State Spaces
State Spaces: One general formulation of intelligent action is in terms of state space. A state contains all of the information necessary to predict the effects of an action and to determine if it is a goal state. State-space searching assumes that
- the agent has perfect knowledge of the state space and can observe what state it is in (i.e., there is full observability);
- the agent has a set of actions that have known deterministic effects;
- some states are goal states, the agent wants to reach one of these goal states, and the agent can recognize a goal state; and
- a solution is a sequence of actions that will get the agent from its current state to a goal state.
A state-space problem consists of
- a set of states;
- a distinguished set of states called the start states;
- a set of actions available to the agent in each state;
- an action function that, given a state and an action, returns a new state;
- a set of goal states, often specified as a Boolean function, goal(s), that is true when s is a goal state; and
- a criterion that specifies the quality of an acceptable solution. For example, any sequence of actions that gets the agent to the goal state may be acceptable, or there may be costs associated with actions and the agent may be required to find a sequence that has minimal total cost. This is called an optimal solution. Alternatively, it may be satisfied with any solution that is within 10% of optimal.

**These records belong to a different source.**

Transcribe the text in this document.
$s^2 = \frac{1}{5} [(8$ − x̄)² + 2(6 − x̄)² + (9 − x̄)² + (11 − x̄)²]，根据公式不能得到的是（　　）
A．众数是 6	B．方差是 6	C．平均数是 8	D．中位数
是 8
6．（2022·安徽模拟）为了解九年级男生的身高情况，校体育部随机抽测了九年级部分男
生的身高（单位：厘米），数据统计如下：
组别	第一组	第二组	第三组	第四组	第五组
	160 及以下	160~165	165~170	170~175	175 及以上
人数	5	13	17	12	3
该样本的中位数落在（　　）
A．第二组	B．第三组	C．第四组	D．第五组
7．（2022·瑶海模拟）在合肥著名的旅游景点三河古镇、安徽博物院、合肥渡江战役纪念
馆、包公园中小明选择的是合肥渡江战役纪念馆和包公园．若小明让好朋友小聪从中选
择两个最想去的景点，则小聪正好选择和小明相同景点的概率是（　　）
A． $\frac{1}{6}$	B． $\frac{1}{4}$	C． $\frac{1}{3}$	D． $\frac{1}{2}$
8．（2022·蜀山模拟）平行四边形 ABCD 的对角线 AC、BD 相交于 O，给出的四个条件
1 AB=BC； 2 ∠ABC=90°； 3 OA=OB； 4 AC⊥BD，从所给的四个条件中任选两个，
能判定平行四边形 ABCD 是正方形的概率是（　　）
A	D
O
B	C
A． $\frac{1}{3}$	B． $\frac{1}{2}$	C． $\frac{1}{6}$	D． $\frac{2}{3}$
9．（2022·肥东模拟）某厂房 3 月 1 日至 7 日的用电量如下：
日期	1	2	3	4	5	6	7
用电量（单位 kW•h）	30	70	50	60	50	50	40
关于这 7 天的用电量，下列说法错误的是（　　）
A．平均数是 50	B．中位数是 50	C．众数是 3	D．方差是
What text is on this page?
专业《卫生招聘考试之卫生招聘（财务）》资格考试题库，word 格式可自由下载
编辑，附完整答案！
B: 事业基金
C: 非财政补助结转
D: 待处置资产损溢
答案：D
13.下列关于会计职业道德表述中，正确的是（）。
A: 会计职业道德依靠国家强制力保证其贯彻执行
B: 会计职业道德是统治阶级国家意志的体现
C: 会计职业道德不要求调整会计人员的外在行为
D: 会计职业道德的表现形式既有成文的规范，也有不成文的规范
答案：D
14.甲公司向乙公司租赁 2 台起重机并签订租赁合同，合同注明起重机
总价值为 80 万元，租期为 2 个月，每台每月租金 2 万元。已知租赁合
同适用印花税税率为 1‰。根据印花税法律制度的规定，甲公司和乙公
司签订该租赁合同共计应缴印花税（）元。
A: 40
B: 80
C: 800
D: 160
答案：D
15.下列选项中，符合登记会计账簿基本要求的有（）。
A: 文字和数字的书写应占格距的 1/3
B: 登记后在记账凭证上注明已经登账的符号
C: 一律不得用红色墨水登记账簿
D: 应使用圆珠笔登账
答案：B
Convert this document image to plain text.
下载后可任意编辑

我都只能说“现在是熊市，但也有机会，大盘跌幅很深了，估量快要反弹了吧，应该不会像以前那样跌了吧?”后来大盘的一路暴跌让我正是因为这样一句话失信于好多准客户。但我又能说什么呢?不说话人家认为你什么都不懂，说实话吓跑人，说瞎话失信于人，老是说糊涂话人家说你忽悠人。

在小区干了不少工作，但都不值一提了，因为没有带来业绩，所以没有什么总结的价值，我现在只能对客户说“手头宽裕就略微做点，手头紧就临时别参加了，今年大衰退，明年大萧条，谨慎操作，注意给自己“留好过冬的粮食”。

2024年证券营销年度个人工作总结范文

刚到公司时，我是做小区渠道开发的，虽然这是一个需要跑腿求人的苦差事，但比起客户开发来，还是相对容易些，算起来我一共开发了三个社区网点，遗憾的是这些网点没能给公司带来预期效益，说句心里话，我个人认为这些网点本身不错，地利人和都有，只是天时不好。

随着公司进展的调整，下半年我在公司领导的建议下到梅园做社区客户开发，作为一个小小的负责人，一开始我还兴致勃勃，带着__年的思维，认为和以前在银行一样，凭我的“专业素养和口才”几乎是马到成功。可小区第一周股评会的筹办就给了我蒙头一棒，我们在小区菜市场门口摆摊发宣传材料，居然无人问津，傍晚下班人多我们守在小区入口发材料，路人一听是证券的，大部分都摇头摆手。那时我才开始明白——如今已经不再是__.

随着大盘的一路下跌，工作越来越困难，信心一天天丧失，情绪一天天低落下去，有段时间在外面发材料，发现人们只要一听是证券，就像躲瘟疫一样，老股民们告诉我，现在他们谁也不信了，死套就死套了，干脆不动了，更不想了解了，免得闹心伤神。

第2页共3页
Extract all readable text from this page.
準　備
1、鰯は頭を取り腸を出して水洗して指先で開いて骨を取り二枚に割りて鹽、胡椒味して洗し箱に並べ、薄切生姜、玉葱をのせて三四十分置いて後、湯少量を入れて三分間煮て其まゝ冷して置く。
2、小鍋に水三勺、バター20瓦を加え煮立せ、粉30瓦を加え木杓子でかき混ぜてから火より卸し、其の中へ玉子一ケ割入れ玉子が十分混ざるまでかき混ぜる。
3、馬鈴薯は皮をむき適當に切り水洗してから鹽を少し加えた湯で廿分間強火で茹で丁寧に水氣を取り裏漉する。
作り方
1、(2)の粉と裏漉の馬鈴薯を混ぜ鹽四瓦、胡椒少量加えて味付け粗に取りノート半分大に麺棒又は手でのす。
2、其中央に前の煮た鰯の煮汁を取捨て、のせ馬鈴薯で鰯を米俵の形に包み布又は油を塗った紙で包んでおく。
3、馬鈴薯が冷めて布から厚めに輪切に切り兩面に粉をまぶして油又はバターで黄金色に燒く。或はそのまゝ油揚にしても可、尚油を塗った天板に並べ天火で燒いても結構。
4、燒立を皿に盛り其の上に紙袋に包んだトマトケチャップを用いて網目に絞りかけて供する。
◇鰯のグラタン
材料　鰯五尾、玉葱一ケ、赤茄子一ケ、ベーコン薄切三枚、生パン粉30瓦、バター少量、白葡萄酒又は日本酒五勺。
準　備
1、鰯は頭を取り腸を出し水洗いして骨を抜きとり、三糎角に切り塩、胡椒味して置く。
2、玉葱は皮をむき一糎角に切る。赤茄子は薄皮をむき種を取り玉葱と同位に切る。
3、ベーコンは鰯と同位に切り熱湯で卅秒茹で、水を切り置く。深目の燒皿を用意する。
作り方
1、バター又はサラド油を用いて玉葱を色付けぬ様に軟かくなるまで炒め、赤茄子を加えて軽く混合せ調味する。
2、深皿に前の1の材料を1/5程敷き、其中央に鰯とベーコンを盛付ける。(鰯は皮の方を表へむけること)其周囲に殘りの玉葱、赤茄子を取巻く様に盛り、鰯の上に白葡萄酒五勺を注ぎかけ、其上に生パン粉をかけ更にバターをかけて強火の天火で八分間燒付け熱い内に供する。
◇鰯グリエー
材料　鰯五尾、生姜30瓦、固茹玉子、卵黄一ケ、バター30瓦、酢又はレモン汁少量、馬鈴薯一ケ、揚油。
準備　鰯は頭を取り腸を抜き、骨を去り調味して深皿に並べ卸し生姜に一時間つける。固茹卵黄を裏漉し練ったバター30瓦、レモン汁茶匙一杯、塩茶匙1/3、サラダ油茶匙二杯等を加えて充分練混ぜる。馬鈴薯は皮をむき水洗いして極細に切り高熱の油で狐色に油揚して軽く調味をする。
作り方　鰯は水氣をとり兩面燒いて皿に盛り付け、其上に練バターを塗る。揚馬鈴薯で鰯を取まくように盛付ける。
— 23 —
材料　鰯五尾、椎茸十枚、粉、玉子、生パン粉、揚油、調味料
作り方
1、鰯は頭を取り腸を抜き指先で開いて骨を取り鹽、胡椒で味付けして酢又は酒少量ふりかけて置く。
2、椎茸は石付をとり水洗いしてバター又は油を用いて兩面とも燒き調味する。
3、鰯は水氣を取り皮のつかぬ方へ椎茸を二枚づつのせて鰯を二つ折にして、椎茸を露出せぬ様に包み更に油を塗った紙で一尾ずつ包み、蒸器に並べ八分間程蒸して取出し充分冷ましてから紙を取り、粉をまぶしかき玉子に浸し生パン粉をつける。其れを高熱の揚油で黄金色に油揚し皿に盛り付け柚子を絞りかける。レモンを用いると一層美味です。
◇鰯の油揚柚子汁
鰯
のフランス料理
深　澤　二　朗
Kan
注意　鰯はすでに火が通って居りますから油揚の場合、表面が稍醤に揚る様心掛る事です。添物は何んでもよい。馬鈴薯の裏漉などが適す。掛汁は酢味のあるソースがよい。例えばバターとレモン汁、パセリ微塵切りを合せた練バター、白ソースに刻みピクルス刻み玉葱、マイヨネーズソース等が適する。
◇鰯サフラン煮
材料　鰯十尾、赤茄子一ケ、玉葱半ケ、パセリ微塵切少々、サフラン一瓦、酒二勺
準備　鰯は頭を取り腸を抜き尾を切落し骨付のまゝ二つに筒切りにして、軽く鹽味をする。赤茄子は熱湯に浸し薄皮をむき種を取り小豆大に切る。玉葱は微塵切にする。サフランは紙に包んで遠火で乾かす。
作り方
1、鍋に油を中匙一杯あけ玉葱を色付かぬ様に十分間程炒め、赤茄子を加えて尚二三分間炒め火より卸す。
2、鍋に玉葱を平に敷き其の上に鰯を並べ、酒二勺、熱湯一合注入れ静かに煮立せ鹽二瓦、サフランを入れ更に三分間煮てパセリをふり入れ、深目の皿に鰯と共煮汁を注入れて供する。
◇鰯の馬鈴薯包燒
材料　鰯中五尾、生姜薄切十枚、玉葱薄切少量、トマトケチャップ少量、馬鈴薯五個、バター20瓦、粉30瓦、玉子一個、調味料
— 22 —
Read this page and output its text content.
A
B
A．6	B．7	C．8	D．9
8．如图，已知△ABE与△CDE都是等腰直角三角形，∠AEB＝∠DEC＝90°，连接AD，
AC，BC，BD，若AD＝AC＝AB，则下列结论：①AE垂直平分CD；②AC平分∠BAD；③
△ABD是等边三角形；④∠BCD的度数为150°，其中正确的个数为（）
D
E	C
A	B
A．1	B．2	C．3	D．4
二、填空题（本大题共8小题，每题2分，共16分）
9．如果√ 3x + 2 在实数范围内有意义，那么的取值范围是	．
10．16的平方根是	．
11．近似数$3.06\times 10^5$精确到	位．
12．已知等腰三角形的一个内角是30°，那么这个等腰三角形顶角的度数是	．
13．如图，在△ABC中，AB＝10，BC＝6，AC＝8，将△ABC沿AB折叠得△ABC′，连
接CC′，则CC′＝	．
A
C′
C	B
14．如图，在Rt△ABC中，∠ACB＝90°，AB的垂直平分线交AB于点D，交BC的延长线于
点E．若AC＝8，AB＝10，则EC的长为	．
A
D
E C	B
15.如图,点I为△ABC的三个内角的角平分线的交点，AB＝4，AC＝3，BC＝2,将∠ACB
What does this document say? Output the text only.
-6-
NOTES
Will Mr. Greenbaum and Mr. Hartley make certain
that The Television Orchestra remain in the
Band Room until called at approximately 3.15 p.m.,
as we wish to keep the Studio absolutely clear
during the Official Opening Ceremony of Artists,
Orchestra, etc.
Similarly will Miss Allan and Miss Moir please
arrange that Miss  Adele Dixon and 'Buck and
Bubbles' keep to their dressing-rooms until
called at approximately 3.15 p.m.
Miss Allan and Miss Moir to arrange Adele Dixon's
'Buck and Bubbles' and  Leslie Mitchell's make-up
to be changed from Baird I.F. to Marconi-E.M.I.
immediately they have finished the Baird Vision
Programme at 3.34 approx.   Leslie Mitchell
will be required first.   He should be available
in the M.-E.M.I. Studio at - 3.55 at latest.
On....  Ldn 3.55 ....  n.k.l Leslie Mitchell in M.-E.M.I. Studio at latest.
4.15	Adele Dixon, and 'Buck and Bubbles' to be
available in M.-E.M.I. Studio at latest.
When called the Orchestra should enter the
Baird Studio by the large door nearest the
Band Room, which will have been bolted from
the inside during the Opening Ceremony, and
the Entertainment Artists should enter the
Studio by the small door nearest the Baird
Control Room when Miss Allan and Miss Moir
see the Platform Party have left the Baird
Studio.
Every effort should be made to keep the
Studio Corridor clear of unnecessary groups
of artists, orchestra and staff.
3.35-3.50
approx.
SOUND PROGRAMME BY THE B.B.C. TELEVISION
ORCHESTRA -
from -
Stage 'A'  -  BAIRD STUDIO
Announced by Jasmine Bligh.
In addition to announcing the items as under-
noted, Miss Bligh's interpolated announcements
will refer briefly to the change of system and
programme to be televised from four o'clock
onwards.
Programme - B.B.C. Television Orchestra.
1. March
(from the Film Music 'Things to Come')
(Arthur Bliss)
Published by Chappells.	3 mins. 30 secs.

This framework is extended in subsequent chapters to include cases where an agent can exploit the internal features of the states, where the state is not fully observable (e.g., the robot does not know where the parcels are, or the teacher does not know the aptitude of the student), where the actions are stochastic (e.g., the robot may overshoot, or the student perhaps does not learn a topic that is taught), and where complex preferences exist in terms of rewards and punishments, not just goal states.